= Tim A. Peters =

The Rev. Timothy A. Peters, an American humanitarian aid worker living in Seoul, South Korea, operates Helping Hands Korea. He is known for his advocacy of human rights in North Korea.

Peters originally came to Korea in 1975 and soon became an opponent of South Korea's military dictatorship. The military regime of President Chun Doo-hwan later expelled him from South Korea for handing out anti-government leaflets. He returned to South Korea in the late 1980s. Later, when North Korea's disfavored classes were struck by a famine that ultimately killed an estimated 2.5 million people, Peters established the Ton a Month Club to help feed the North Korean people. He founded Helping Hands Korea in 1996, and later became an activist in the "underground railroad," helping North Korean refugees to escape to South Korea or other countries via China. Peters claims to have personally participated in some of these clandestine missions inside China.

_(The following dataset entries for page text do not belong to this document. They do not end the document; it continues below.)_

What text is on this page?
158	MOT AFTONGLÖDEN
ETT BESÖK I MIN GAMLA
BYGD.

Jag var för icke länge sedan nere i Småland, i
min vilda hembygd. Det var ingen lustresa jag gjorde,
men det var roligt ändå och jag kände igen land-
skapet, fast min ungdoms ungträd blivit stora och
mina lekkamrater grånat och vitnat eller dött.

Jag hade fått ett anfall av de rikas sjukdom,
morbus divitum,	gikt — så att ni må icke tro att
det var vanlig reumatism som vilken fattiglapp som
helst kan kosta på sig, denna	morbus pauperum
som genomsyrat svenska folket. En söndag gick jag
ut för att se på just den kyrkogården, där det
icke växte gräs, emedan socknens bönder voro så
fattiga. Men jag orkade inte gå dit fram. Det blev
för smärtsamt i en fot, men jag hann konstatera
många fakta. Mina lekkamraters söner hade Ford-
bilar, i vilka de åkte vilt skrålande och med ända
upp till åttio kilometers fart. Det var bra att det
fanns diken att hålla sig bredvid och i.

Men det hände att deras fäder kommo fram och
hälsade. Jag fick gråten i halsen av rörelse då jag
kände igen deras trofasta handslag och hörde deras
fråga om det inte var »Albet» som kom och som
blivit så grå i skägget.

Peters was featured in the CNN documentary "Undercover in the Secret State" in 2005. He testified about human rights conditions facing North Korean refugees before the U.S. Congress in 2005, and was featured in a lengthy Time Asia article in 2006. His work has also been featured in numerous newspaper articles. By early 2006, Peters had become an outspoken critic of the UNHCR. Peters' public activism played a role in the U.S. decision to admit the first six North Korean refugees into the United States in May 2006.

In 2008, Peters was awarded the Stefanus Prize for his struggle for human rights and freedom of religion or belief.